7.6) Passez-vous un «droit de parole». Dans une discussion de groupe, il est très utile de s'entendre sur la durée maximum d'une intervention, et ensuite de se donner un objet quelconque qui incarne le droit de parole (comme une balle de ping-pong, ou même un bout de papier avec «droit de parole» écrit dessus). Le président de l'assemblée passe tour-à-tour cet objet aux gens qui lèvent la main, et il discipline ceux qui parlent sans l'avoir en leur possession, ou qui dépassent la durée maximum d'une intervention.

7.7) Choisissez un moyen de communication approprié.

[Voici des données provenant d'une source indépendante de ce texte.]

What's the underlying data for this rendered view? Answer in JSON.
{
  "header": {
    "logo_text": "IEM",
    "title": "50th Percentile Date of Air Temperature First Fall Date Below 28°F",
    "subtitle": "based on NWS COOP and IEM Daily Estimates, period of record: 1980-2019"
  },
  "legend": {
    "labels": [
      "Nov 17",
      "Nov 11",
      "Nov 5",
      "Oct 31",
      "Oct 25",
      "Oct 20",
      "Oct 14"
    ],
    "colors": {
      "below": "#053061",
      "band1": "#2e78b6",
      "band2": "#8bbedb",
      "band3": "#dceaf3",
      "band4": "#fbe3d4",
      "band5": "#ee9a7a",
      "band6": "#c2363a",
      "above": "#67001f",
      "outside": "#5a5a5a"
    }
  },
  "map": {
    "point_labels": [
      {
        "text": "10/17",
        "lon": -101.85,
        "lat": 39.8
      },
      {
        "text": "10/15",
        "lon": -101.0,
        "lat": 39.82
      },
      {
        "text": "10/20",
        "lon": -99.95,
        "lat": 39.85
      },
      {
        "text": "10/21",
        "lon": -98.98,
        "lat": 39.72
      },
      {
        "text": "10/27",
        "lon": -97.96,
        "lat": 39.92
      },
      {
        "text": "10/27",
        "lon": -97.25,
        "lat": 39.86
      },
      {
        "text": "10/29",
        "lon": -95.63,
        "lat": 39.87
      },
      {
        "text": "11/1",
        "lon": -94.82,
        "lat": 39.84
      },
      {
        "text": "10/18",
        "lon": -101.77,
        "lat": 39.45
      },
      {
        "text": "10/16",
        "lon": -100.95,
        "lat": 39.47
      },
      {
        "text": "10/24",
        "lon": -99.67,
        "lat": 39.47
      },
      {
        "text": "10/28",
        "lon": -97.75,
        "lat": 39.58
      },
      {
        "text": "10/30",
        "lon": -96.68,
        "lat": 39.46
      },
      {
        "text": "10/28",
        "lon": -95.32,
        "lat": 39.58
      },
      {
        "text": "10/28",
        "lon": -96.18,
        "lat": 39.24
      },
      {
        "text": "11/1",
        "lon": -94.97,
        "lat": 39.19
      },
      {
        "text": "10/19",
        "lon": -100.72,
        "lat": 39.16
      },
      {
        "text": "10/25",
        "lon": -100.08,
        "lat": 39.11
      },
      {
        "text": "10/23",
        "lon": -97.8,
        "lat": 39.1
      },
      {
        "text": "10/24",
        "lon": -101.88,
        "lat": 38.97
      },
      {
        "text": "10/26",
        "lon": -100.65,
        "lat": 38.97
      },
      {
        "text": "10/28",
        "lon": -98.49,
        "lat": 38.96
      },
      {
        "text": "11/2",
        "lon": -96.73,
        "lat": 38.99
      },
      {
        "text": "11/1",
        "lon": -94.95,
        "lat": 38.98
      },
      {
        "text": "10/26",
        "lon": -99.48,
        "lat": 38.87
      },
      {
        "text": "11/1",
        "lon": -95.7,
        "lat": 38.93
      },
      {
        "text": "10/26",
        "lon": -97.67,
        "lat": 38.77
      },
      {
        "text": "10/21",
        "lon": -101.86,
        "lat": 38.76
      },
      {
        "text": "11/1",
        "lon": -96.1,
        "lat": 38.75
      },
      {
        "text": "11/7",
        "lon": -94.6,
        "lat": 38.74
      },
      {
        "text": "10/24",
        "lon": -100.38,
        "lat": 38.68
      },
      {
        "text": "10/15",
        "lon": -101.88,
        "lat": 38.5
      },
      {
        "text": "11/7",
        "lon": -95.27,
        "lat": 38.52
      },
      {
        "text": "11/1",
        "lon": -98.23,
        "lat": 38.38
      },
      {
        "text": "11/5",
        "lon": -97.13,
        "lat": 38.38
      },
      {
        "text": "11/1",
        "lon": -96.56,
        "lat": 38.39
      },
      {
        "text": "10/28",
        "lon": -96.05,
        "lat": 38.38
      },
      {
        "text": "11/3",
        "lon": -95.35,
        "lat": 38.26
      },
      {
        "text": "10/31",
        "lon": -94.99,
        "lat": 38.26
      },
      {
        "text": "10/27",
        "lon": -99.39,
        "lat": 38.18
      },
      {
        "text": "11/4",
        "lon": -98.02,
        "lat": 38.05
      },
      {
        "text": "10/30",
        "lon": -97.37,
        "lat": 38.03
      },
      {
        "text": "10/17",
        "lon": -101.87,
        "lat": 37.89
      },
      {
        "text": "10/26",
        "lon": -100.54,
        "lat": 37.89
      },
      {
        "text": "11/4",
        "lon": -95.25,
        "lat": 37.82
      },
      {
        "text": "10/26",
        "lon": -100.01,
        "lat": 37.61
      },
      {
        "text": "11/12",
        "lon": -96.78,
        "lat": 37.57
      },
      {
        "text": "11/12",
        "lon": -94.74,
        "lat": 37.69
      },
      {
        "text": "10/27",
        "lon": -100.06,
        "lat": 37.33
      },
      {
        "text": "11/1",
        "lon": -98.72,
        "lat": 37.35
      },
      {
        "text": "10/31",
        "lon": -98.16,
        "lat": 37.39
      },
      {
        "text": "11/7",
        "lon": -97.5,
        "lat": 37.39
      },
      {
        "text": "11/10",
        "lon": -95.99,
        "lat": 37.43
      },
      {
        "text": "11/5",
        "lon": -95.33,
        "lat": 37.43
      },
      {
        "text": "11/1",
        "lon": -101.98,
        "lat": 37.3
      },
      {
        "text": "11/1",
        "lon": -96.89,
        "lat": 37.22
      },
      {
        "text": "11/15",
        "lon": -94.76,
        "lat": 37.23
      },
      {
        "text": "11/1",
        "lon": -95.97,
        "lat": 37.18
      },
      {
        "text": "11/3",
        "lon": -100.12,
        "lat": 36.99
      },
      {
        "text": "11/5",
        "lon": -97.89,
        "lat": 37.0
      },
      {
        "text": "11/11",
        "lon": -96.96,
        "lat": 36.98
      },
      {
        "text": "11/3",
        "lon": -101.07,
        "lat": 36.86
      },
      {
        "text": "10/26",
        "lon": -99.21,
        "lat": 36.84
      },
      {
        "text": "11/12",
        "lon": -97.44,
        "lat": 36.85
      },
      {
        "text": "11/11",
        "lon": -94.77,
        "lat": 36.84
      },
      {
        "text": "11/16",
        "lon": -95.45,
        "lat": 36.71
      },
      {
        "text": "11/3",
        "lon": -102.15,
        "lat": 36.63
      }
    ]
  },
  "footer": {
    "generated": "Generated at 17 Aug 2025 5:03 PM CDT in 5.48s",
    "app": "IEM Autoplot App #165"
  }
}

Si par exemple vous avez affaire à un interlocuteur de mauvaise foi, un débat par courriels affiché sur l'Internet élimine plusieurs problèmes:

- vous ne pouvez pas vous faire couper la parole;
- quand l'interlocuteur de mauvaise foi se contredit, vous pouvez facilement référer à un de ses courriels précédents pour le montrer;
- quand l'interlocuteur de mauvaise foi nie l'évidence, vous pouvez en appeler aux spectateurs sur l'Internet;
- quand l'interlocuteur de mauvaise foi change, sans avertir, la définition des mots qu'il utilise, vous pouvez le signaler;
etc.

7.8) Adaptez le droit de parole aux débats par courriels. Si la discussion se fait par courriels, la règle N° 7.6 sur le droit de parole s'applique aussi, mais un peu différemment. Ainsi, il faut éviter d'envoyer plus d'un courriel à la fois (et ne pas envoyer de pièces jointes sans permission), et attendre la réponse avant d'envoyer le courriel suivant. De plus, il faut éviter de demander à notre correspondant de lire plus de mots, que ce qu'on est soi-même disposé à lire provenant de notre correspondant.

Etc., etc.

8) Conclusion

«Argumenter avec ces gens-là est impossible!»

Je réponds: «Distinguo», dépendamment des circonstances entourant le débat. «Concedo», avoir un débat constructif est impossible quand un ou plusieurs des pré-requis décrits ci-haut n'est pas présent. Mais «Nego», si on prétend qu'avoir un débat constructif est intrinsèquement impossible. Ce n'est pas intrinsèquement impossible, puisque les hommes de par leur nature ont la capacité de chercher et de trouver la vérité.